Isabella Yan || ARTS EDITOR
As a student, I’ve heard the phrase, “It’s OK to make mistakes” all too often in the classroom. Within education, failure is advocated as a stepping stone for learning and succeeding as a student. Failure allows you to target your weaknesses and teaches the resilience and determination necessary in the process of success. It’s essential to be able to embrace failure, especially in the broader context of tackling the hardships faced in life after graduation. It certainly is a true, well-intentioned, and encouraging phrase, but I struggle to believe it in its entirety.
It feels like everything is at high stakes. Good grades equate to a good college, which equates to a decent and stable life. If you mess up a single step along that road, your life will be doomed—or so it seems. While that is often far from reality, it’s hard for many students to see anything beyond that scope of vision as practical. As such, there’s a hyper-fixation on transcripts and the lovely combination of numbers and letters they provide to auction your potential as a student to colleges.
“I don’t want to be penalized for making these mistakes, which puts a limit on my willingness to mess anything up,” said junior Sofia Fahkiri. When that is the environment that has been created, is it truly OK to make mistakes when every mistake is graded? As Fahkiri added, “It puts a pressure on students to always be perfect.”
The bar for failure has been set incredibly high and disappointment comes easily. Many students recognize any grades below an A-minus or B-plus as failure. “I’ve had tears. I’ve had breakdowns,” said chemistry teacher Sarah Fisher, referring to the reactions she has witnessed from students who received upsetting grades.
Often, the prospect of failure and the disappointment that it brings is so daunting that we would rather not try at all to step outside of our comfort zone. During class discussions, Fahkiri explained, “A lot of students are…scared to make mistakes so they’d rather not participate at all.”
This looming pressure to avoid failure has exhausted much of the joy in learning. It feels as though the question why do we learn? has been responded to wrongly. Of course, we should learn because it will benefit us to be able to apply our knowledge in meaningful ways as adults, but we should also learn because we want to.
The curiosity and hunger to learn are just not the same as they used to be when walking into an elementary school classroom that radiated an overwhelming excitement for knowledge. As high school students, many of us learn only as much as we are given. We do the bare minimum. We don’t learn what’s beyond the textbook because it’s not on the test. We learn as much as we need to do well on the test and can’t be bothered to dig further because that knowledge does not have an immediate purpose.

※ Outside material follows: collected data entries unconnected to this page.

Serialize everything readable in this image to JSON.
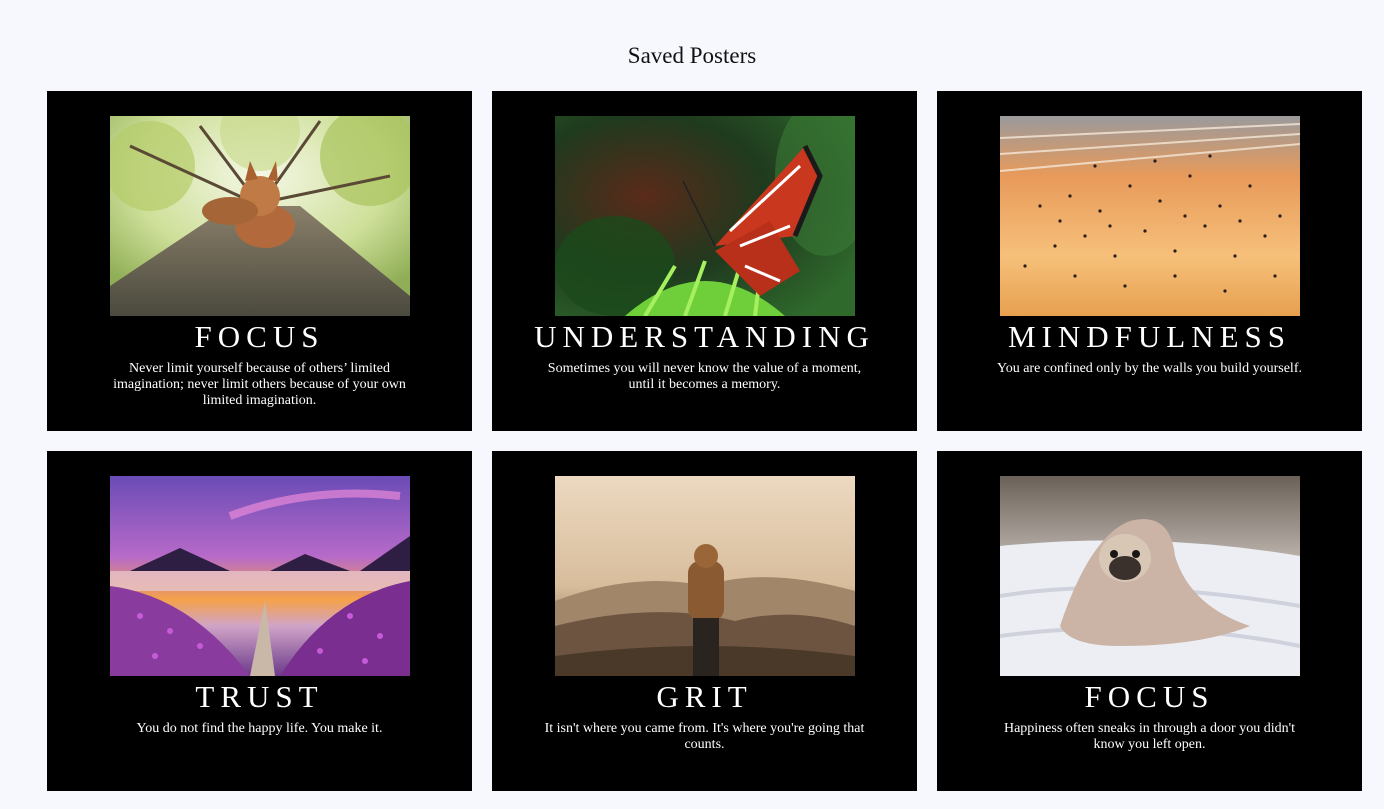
{
  "page": {
    "title": "Saved Posters"
  },
  "posters": [
    {
      "title": "FOCUS",
      "quote": "Never limit yourself because of others’ limited imagination; never limit others because of your own limited imagination.",
      "image": "squirrel-on-tree-photo"
    },
    {
      "title": "UNDERSTANDING",
      "quote": "Sometimes you will never know the value of a moment, until it becomes a memory.",
      "image": "butterfly-on-fern-photo"
    },
    {
      "title": "MINDFULNESS",
      "quote": "You are confined only by the walls you build yourself.",
      "image": "bird-flock-sunset-photo"
    },
    {
      "title": "TRUST",
      "quote": "You do not find the happy life. You make it.",
      "image": "lavender-path-lake-photo"
    },
    {
      "title": "GRIT",
      "quote": "It isn't where you came from. It's where you're going that counts.",
      "image": "hooded-person-mountains-photo"
    },
    {
      "title": "FOCUS",
      "quote": "Happiness often sneaks in through a door you didn't know you left open.",
      "image": "pug-in-blanket-photo"
    }
  ]
}
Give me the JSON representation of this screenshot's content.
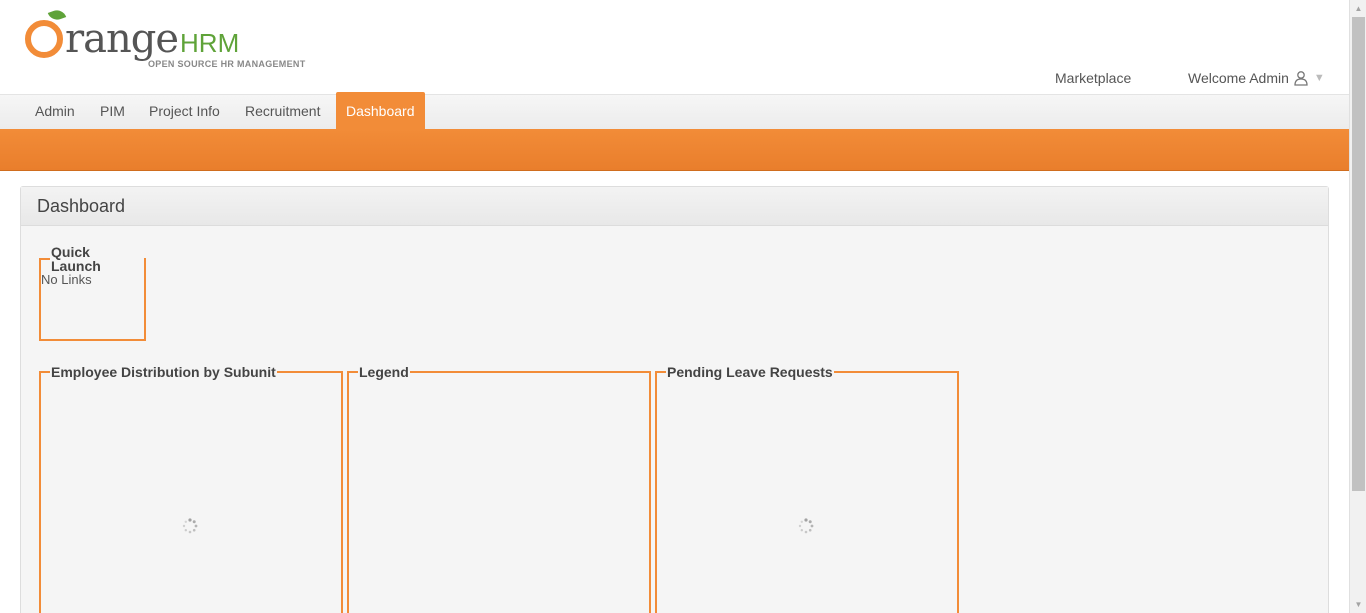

There’s a sense of satisfaction in overcoming failure, but I often notice that we as students focus so much on the result—the glamorous A-grade we received and how good it will look on college applications—that we fail to acknowledge the process it took to get there. As Fisher said, “[Students] get to that point and they’re like, okay, I did it. I got an A, moving on. It’s like, no, stop and smell the roses.”
So, are students really prepared to embrace failure in the real world? Last year I listened to a speaker, psychologist Jenny Wang who specializes in clinical psychology and mental health. Wang spoke at Phillips Academy, a school that is much more academically focused than AHS, and shared that many students who enter top institutions after high school often struggle when confronted with failure. Simple things like getting rejected from a job seem to gauge and destroy self-worth when you have been continuously shooting for and attaining perfection.
Whether it is failing at a recipe, failing at a relationship, failing at a business venture, or failing to meet a personal goal—we will continue to be met by failure after graduation. For good reason, educators will continue to preach that ‘it’s OK to make mistakes,’ but when students struggle to handle receiving a B grade, it raises a larger issue about our educational system as a whole.
We’ve created an environment that treats failure as something that is catastrophic rather than instructional. In the pursuit of fostering the highest academically achieving and the most career-ready kids, we’re failing to teach students the most important lesson to success: that in the journey to get there, they will always be met by defeat.